Black Unemployment Rate Dips Slightly in September

The Black unemployment rate dipped slightly in September, but is still almost double the overall unemployment rate.

Published October 10, 2011

The Labor Department released a September jobs report today that painted a slightly less pessimistic picture for African-Americans. The unemployment rate for Blacks was at 16.0 percent, down from 16.7 percent in August. As economists predicted, the national unemployment rate remains stuck at 9.1 percent.


The economy added 130,000 jobs, which was more than economists had hoped for. But, as the Associated Press reports, service industry firms, such as retailers, restaurants and health care providers, reduced their workforces in September for the first time in 13 months. In addition, the number of applications for unemployment benefits increased by 6,000 last week, a sure sign of a weak job market and economic recovery.
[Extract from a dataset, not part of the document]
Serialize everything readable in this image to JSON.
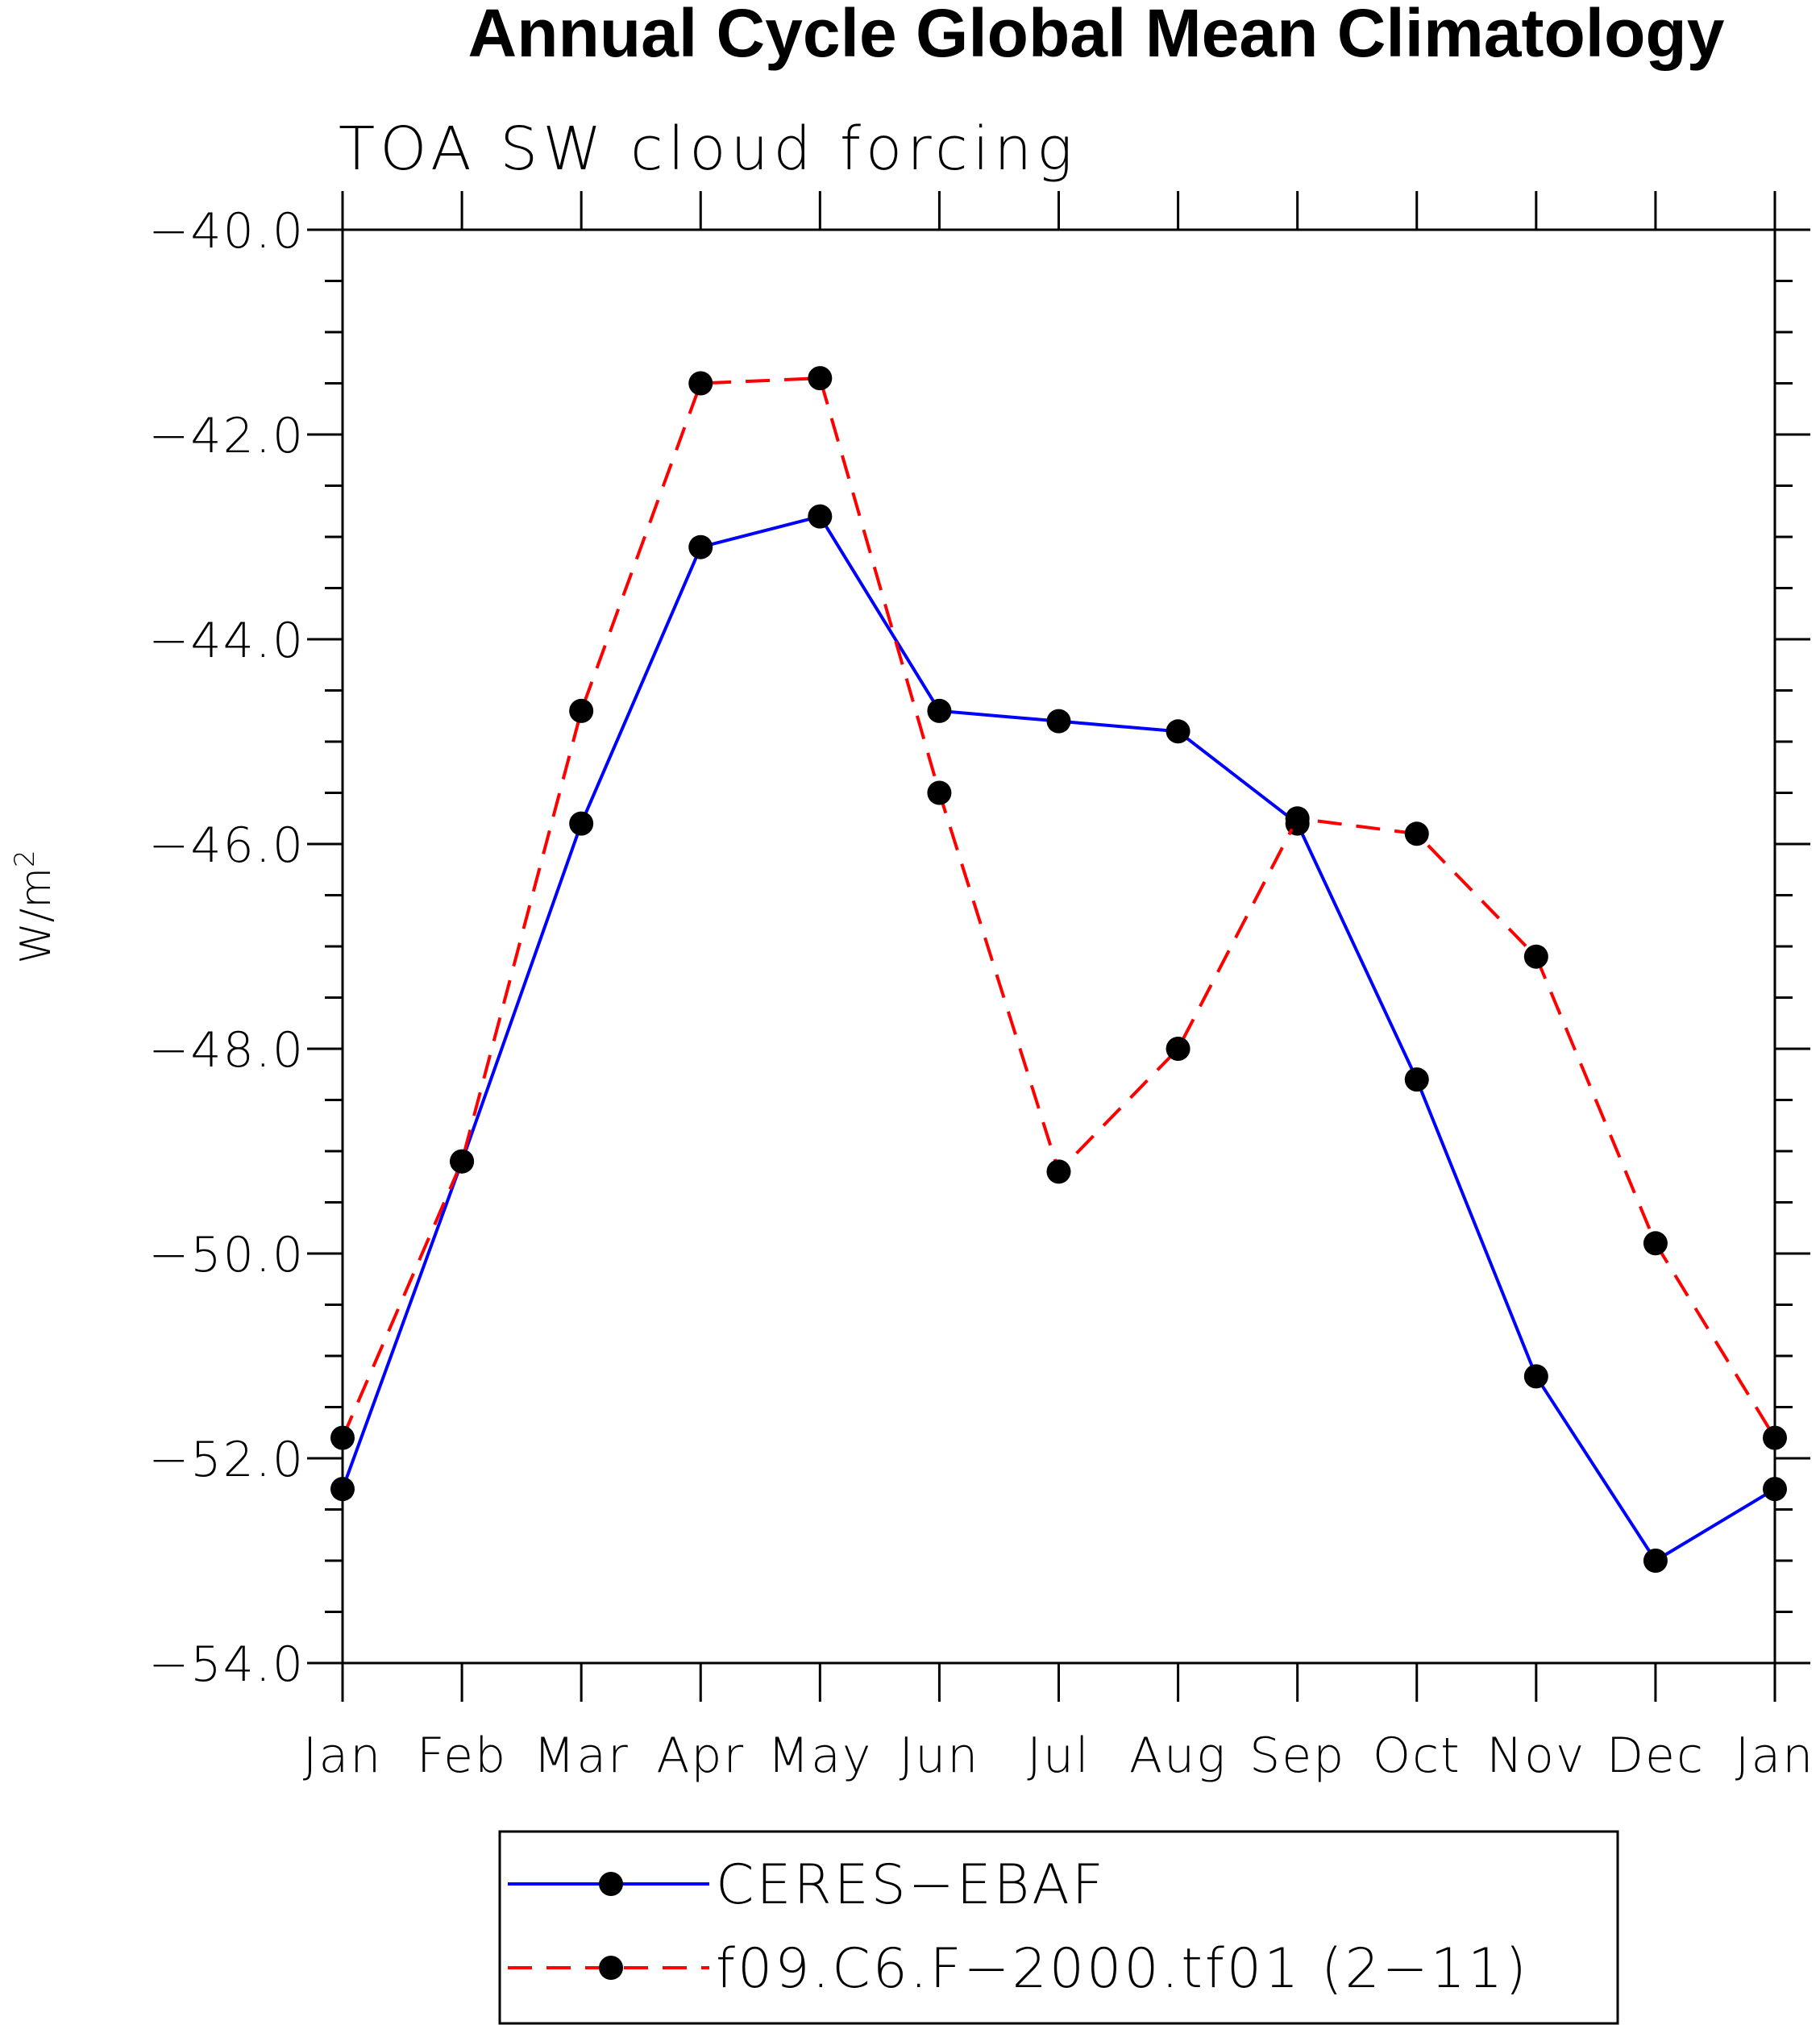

Jill Brown, an economist at Credit Suisse Securities, told the Associated Press that the increase in unemployment insurance applications suggests that employers are in “hiring-freeze mode rather than full-blown cost cutting mode.”


“The economy has just hit a brick wall and is slowing down very significantly. What’s driving the economy at this point is the fear of the unknown. Corporations have cut back spending in a big way and that [trickles down] to small businesses, who do most of the hiring, because they are tied to corporate supply chains and they’re getting squeezed,” said Georgia Tech economist Thomas Boston.
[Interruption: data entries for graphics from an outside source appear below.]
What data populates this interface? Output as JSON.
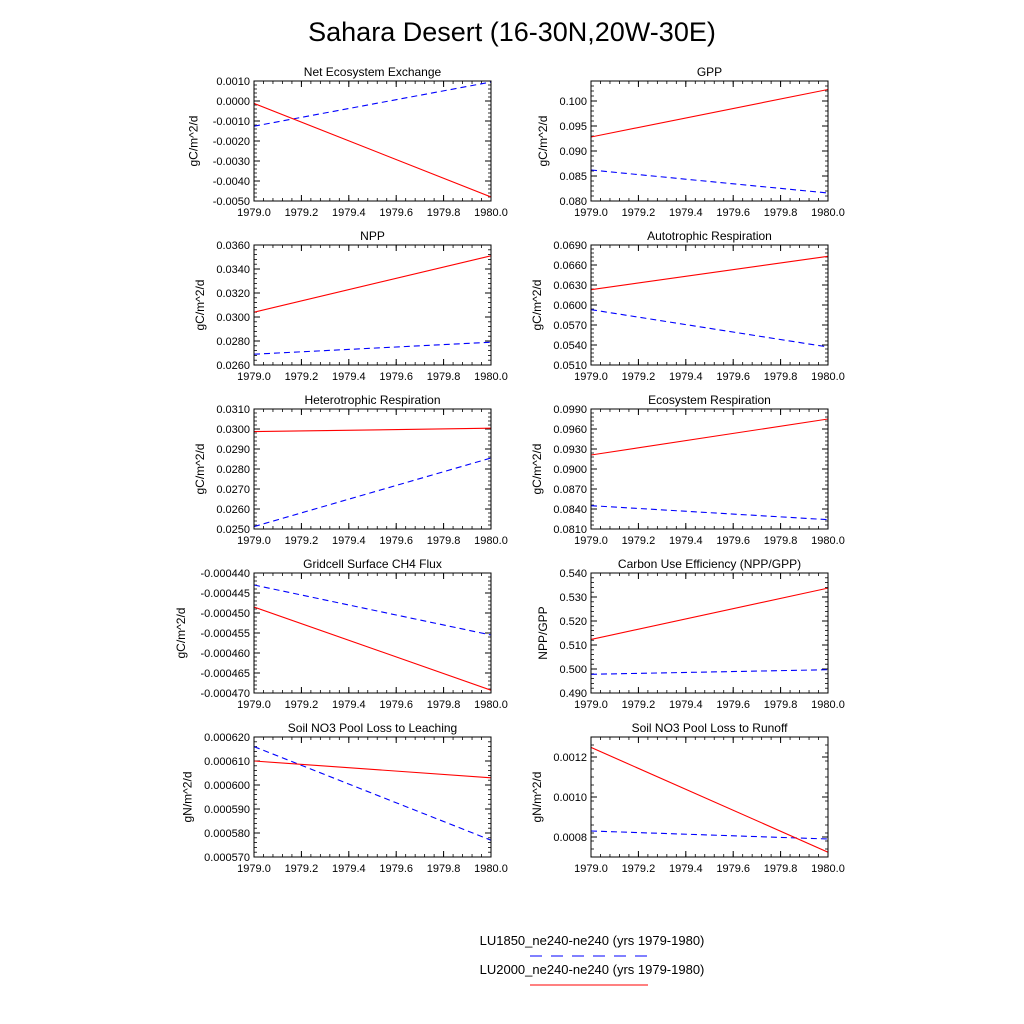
{
  "figure": {
    "title": "Sahara Desert (16-30N,20W-30E)"
  },
  "legend": [
    {
      "label": "LU1850_ne240-ne240 (yrs 1979-1980)",
      "color": "#0000ff",
      "dash": "dashed"
    },
    {
      "label": "LU2000_ne240-ne240 (yrs 1979-1980)",
      "color": "#ff0000",
      "dash": "solid"
    }
  ],
  "chart_data": [
    {
      "type": "line",
      "title": "Net Ecosystem Exchange",
      "ylabel": "gC/m^2/d",
      "x": [
        1979.0,
        1980.0
      ],
      "xlim": [
        1979.0,
        1980.0
      ],
      "xticks": [
        "1979.0",
        "1979.2",
        "1979.4",
        "1979.6",
        "1979.8",
        "1980.0"
      ],
      "ylim": [
        -0.005,
        0.001
      ],
      "yticks": [
        "0.0010",
        "0.0000",
        "-0.0010",
        "-0.0020",
        "-0.0030",
        "-0.0040",
        "-0.0050"
      ],
      "series": [
        {
          "values": [
            -0.00126,
            0.00095
          ],
          "color": "#0000ff",
          "dash": "dashed"
        },
        {
          "values": [
            -0.00012,
            -0.0048
          ],
          "color": "#ff0000",
          "dash": "solid"
        }
      ]
    },
    {
      "type": "line",
      "title": "GPP",
      "ylabel": "gC/m^2/d",
      "x": [
        1979.0,
        1980.0
      ],
      "xlim": [
        1979.0,
        1980.0
      ],
      "xticks": [
        "1979.0",
        "1979.2",
        "1979.4",
        "1979.6",
        "1979.8",
        "1980.0"
      ],
      "ylim": [
        0.08,
        0.104
      ],
      "yticks": [
        "0.100",
        "0.095",
        "0.090",
        "0.085",
        "0.080"
      ],
      "series": [
        {
          "values": [
            0.0862,
            0.0816
          ],
          "color": "#0000ff",
          "dash": "dashed"
        },
        {
          "values": [
            0.0928,
            0.1023
          ],
          "color": "#ff0000",
          "dash": "solid"
        }
      ]
    },
    {
      "type": "line",
      "title": "NPP",
      "ylabel": "gC/m^2/d",
      "x": [
        1979.0,
        1980.0
      ],
      "xlim": [
        1979.0,
        1980.0
      ],
      "xticks": [
        "1979.0",
        "1979.2",
        "1979.4",
        "1979.6",
        "1979.8",
        "1980.0"
      ],
      "ylim": [
        0.026,
        0.036
      ],
      "yticks": [
        "0.0360",
        "0.0340",
        "0.0320",
        "0.0300",
        "0.0280",
        "0.0260"
      ],
      "series": [
        {
          "values": [
            0.0269,
            0.0279
          ],
          "color": "#0000ff",
          "dash": "dashed"
        },
        {
          "values": [
            0.0304,
            0.0351
          ],
          "color": "#ff0000",
          "dash": "solid"
        }
      ]
    },
    {
      "type": "line",
      "title": "Autotrophic Respiration",
      "ylabel": "gC/m^2/d",
      "x": [
        1979.0,
        1980.0
      ],
      "xlim": [
        1979.0,
        1980.0
      ],
      "xticks": [
        "1979.0",
        "1979.2",
        "1979.4",
        "1979.6",
        "1979.8",
        "1980.0"
      ],
      "ylim": [
        0.051,
        0.069
      ],
      "yticks": [
        "0.0690",
        "0.0660",
        "0.0630",
        "0.0600",
        "0.0570",
        "0.0540",
        "0.0510"
      ],
      "series": [
        {
          "values": [
            0.0593,
            0.0537
          ],
          "color": "#0000ff",
          "dash": "dashed"
        },
        {
          "values": [
            0.0623,
            0.0673
          ],
          "color": "#ff0000",
          "dash": "solid"
        }
      ]
    },
    {
      "type": "line",
      "title": "Heterotrophic Respiration",
      "ylabel": "gC/m^2/d",
      "x": [
        1979.0,
        1980.0
      ],
      "xlim": [
        1979.0,
        1980.0
      ],
      "xticks": [
        "1979.0",
        "1979.2",
        "1979.4",
        "1979.6",
        "1979.8",
        "1980.0"
      ],
      "ylim": [
        0.025,
        0.031
      ],
      "yticks": [
        "0.0310",
        "0.0300",
        "0.0290",
        "0.0280",
        "0.0270",
        "0.0260",
        "0.0250"
      ],
      "series": [
        {
          "values": [
            0.02512,
            0.02855
          ],
          "color": "#0000ff",
          "dash": "dashed"
        },
        {
          "values": [
            0.02987,
            0.03004
          ],
          "color": "#ff0000",
          "dash": "solid"
        }
      ]
    },
    {
      "type": "line",
      "title": "Ecosystem Respiration",
      "ylabel": "gC/m^2/d",
      "x": [
        1979.0,
        1980.0
      ],
      "xlim": [
        1979.0,
        1980.0
      ],
      "xticks": [
        "1979.0",
        "1979.2",
        "1979.4",
        "1979.6",
        "1979.8",
        "1980.0"
      ],
      "ylim": [
        0.081,
        0.099
      ],
      "yticks": [
        "0.0990",
        "0.0960",
        "0.0930",
        "0.0900",
        "0.0870",
        "0.0840",
        "0.0810"
      ],
      "series": [
        {
          "values": [
            0.0845,
            0.0824
          ],
          "color": "#0000ff",
          "dash": "dashed"
        },
        {
          "values": [
            0.0921,
            0.0975
          ],
          "color": "#ff0000",
          "dash": "solid"
        }
      ]
    },
    {
      "type": "line",
      "title": "Gridcell Surface CH4 Flux",
      "ylabel": "gC/m^2/d",
      "x": [
        1979.0,
        1980.0
      ],
      "xlim": [
        1979.0,
        1980.0
      ],
      "xticks": [
        "1979.0",
        "1979.2",
        "1979.4",
        "1979.6",
        "1979.8",
        "1980.0"
      ],
      "ylim": [
        -0.00047,
        -0.00044
      ],
      "yticks": [
        "-0.000440",
        "-0.000445",
        "-0.000450",
        "-0.000455",
        "-0.000460",
        "-0.000465",
        "-0.000470"
      ],
      "series": [
        {
          "values": [
            -0.000443,
            -0.0004555
          ],
          "color": "#0000ff",
          "dash": "dashed"
        },
        {
          "values": [
            -0.0004485,
            -0.0004693
          ],
          "color": "#ff0000",
          "dash": "solid"
        }
      ]
    },
    {
      "type": "line",
      "title": "Carbon Use Efficiency (NPP/GPP)",
      "ylabel": "NPP/GPP",
      "x": [
        1979.0,
        1980.0
      ],
      "xlim": [
        1979.0,
        1980.0
      ],
      "xticks": [
        "1979.0",
        "1979.2",
        "1979.4",
        "1979.6",
        "1979.8",
        "1980.0"
      ],
      "ylim": [
        0.49,
        0.54
      ],
      "yticks": [
        "0.540",
        "0.530",
        "0.520",
        "0.510",
        "0.500",
        "0.490"
      ],
      "series": [
        {
          "values": [
            0.4978,
            0.4997
          ],
          "color": "#0000ff",
          "dash": "dashed"
        },
        {
          "values": [
            0.5123,
            0.5337
          ],
          "color": "#ff0000",
          "dash": "solid"
        }
      ]
    },
    {
      "type": "line",
      "title": "Soil NO3 Pool Loss to Leaching",
      "ylabel": "gN/m^2/d",
      "x": [
        1979.0,
        1980.0
      ],
      "xlim": [
        1979.0,
        1980.0
      ],
      "xticks": [
        "1979.0",
        "1979.2",
        "1979.4",
        "1979.6",
        "1979.8",
        "1980.0"
      ],
      "ylim": [
        0.00057,
        0.00062
      ],
      "yticks": [
        "0.000620",
        "0.000610",
        "0.000600",
        "0.000590",
        "0.000580",
        "0.000570"
      ],
      "series": [
        {
          "values": [
            0.000616,
            0.000577
          ],
          "color": "#0000ff",
          "dash": "dashed"
        },
        {
          "values": [
            0.00061,
            0.000603
          ],
          "color": "#ff0000",
          "dash": "solid"
        }
      ]
    },
    {
      "type": "line",
      "title": "Soil NO3 Pool Loss to Runoff",
      "ylabel": "gN/m^2/d",
      "x": [
        1979.0,
        1980.0
      ],
      "xlim": [
        1979.0,
        1980.0
      ],
      "xticks": [
        "1979.0",
        "1979.2",
        "1979.4",
        "1979.6",
        "1979.8",
        "1980.0"
      ],
      "ylim": [
        0.0007,
        0.0013
      ],
      "yticks": [
        "0.0012",
        "0.0010",
        "0.0008"
      ],
      "series": [
        {
          "values": [
            0.00083,
            0.00079
          ],
          "color": "#0000ff",
          "dash": "dashed"
        },
        {
          "values": [
            0.001248,
            0.000724
          ],
          "color": "#ff0000",
          "dash": "solid"
        }
      ]
    }
  ]
}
He said that consumers also are tightening their purse strings in terms of spending and savings because they simply don’t have as much income as before.


Boston added that the unemployment report may boost President Obama’s quest to get a jobs bill through Congress, although he cautions that the package is not a panacea and that there’s not enough in it to really jumpstart the economy, but it could prevent the situation from growing worse.